While The Good, The Bad, and The Ugly, the third film in the Dollars trilogy, is the most iconic of the three films, it’s actually the Texas-set second installment that inspired a major plot point in The Mandalorian. Early on in the season, the Mandalorian is tasked with teaming up with the ruthless bounty hunter IG-11 in an alliance reminiscent of the one between Eastwood and the villainous Lee Van Cleef in For A Few Dollars More. In both situations, the good and evil bounty hunters end up double-crossing each other when innocent lives are caught in the crossfire.

The Magnificent Seven
Due to the episodic nature of The Mandalorian, individual episodes can focus on specific scenarios that are directly inspired by classic story setups. Case in point, the series’ fourth episode “Sanctuary,” which revolves around a group of bounty hunters hired to protect an innocent village from a violent group of bandits. This synopsis first became popularized by Akira Kurosawa’s 1954 masterpiece Seven Samurai (one of George Lucas’ favorite films); the Japanese story was adapted for a Western audience with 1960’s The Magnificent Seven, which became a classic in its own right.
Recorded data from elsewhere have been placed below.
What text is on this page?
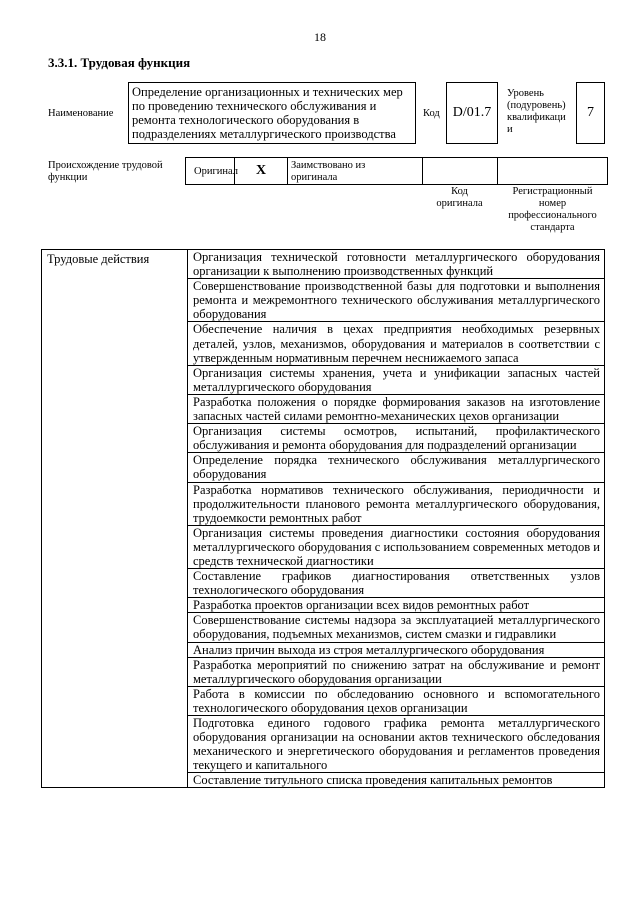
18
3.3.1. Трудовая функция
Наименование
Определение организационных и технических мер по проведению технического обслуживания и ремонта технологического оборудования в подразделениях металлургического производства
Код D/01.7
Уровень
(подуровень)
квалификаци
и
7
Происхождение трудовой
функции
Оригинал X Заимствовано из
оригинала
Код
оригинала
Регистрационный
номер
профессионального
стандарта
Трудовые действия	Организация технической готовности металлургического оборудования организации к выполнению производственных функций
Совершенствование производственной базы для подготовки и выполнения ремонта и межремонтного технического обслуживания металлургического оборудования
Обеспечение наличия в цехах предприятия необходимых резервных деталей, узлов, механизмов, оборудования и материалов в соответствии с утвержденным нормативным перечнем неснижаемого запаса
Организация системы хранения, учета и унификации запасных частей металлургического оборудования
Разработка положения о порядке формирования заказов на изготовление запасных частей силами ремонтно-механических цехов организации
Организация системы осмотров, испытаний, профилактического обслуживания и ремонта оборудования для подразделений организации
Определение порядка технического обслуживания металлургического оборудования
Разработка нормативов технического обслуживания, периодичности и продолжительности планового ремонта металлургического оборудования, трудоемкости ремонтных работ
Организация системы проведения диагностики состояния оборудования металлургического оборудования с использованием современных методов и средств технической диагностики
Составление графиков диагностирования ответственных узлов технологического оборудования
Разработка проектов организации всех видов ремонтных работ
Совершенствование системы надзора за эксплуатацией металлургического оборудования, подъемных механизмов, систем смазки и гидравлики
Анализ причин выхода из строя металлургического оборудования
Разработка мероприятий по снижению затрат на обслуживание и ремонт металлургического оборудования организации
Работа в комиссии по обследованию основного и вспомогательного технологического оборудования цехов организации
Подготовка единого годового графика ремонта металлургического оборудования организации на основании актов технического обследования механического и энергетического оборудования и регламентов проведения текущего и капитального
Составление титульного списка проведения капитальных ремонтов
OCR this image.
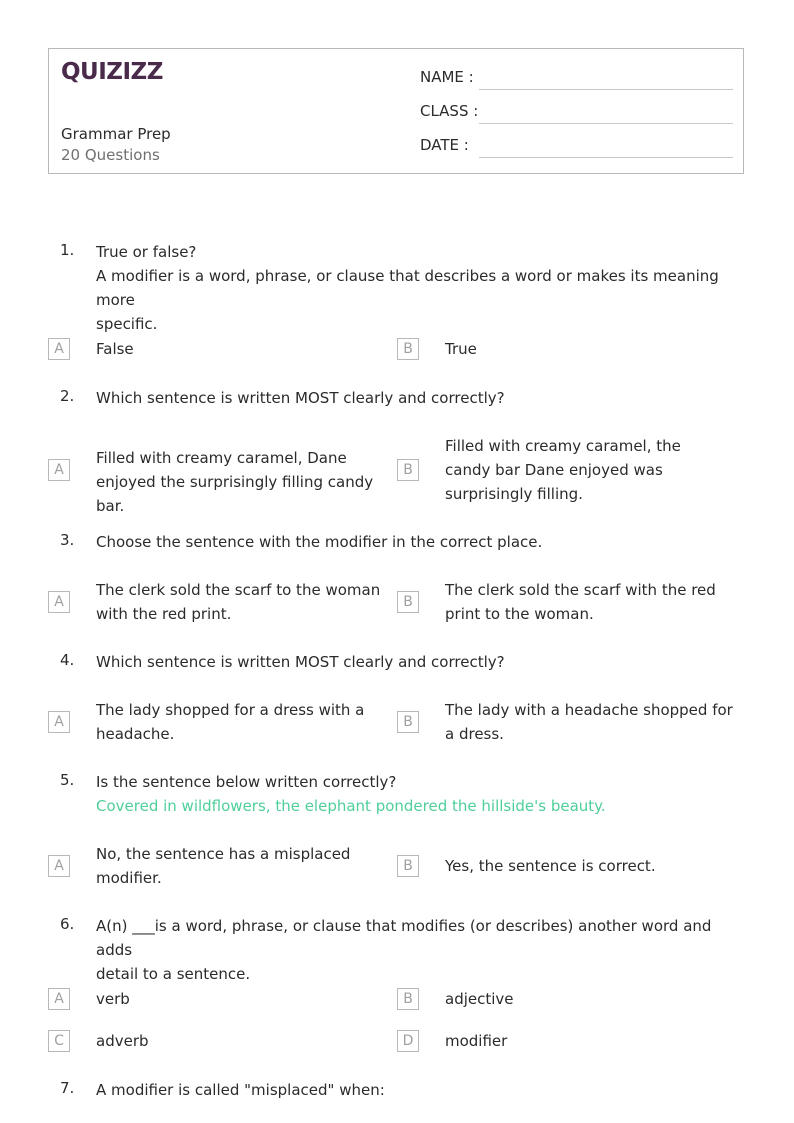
QUIZIZZ
Grammar Prep
20 Questions
NAME :
CLASS :
DATE :
1.	True or false?
A modifier is a word, phrase, or clause that describes a word or makes its meaning more
specific.
A	False	B	True
2.	Which sentence is written MOST clearly and correctly?
A
Filled with creamy caramel, Dane enjoyed the surprisingly filling candy bar.
B
Filled with creamy caramel, the candy bar Dane enjoyed was surprisingly filling.
3.	Choose the sentence with the modifier in the correct place.
A
The clerk sold the scarf to the woman with the red print.
B
The clerk sold the scarf with the red print to the woman.
4.	Which sentence is written MOST clearly and correctly?
A
The lady shopped for a dress with a headache.
B
The lady with a headache shopped for a dress.
5.	Is the sentence below written correctly?
Covered in wildflowers, the elephant pondered the hillside's beauty.
A
No, the sentence has a misplaced modifier.
B	Yes, the sentence is correct.
6.	A(n) ___is a word, phrase, or clause that modifies (or describes) another word and adds
detail to a sentence.
A	verb	B	adjective
C	adverb	D	modifier
7.	A modifier is called "misplaced" when:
Each and every adaptation of this premise has succeeded because of the naturally compelling story; a group of unlikely heroes who must teach noncombatants how to defend themselves and develop creative means of facing an insurmountable enemy. Whether it’s the noble warriors of Seven Samurai, the wisecracking cowboys of The Magnificent Seven, or the slick bounty hunters in The Mandalorian, the premise has been a successful staple of genre stories for generations.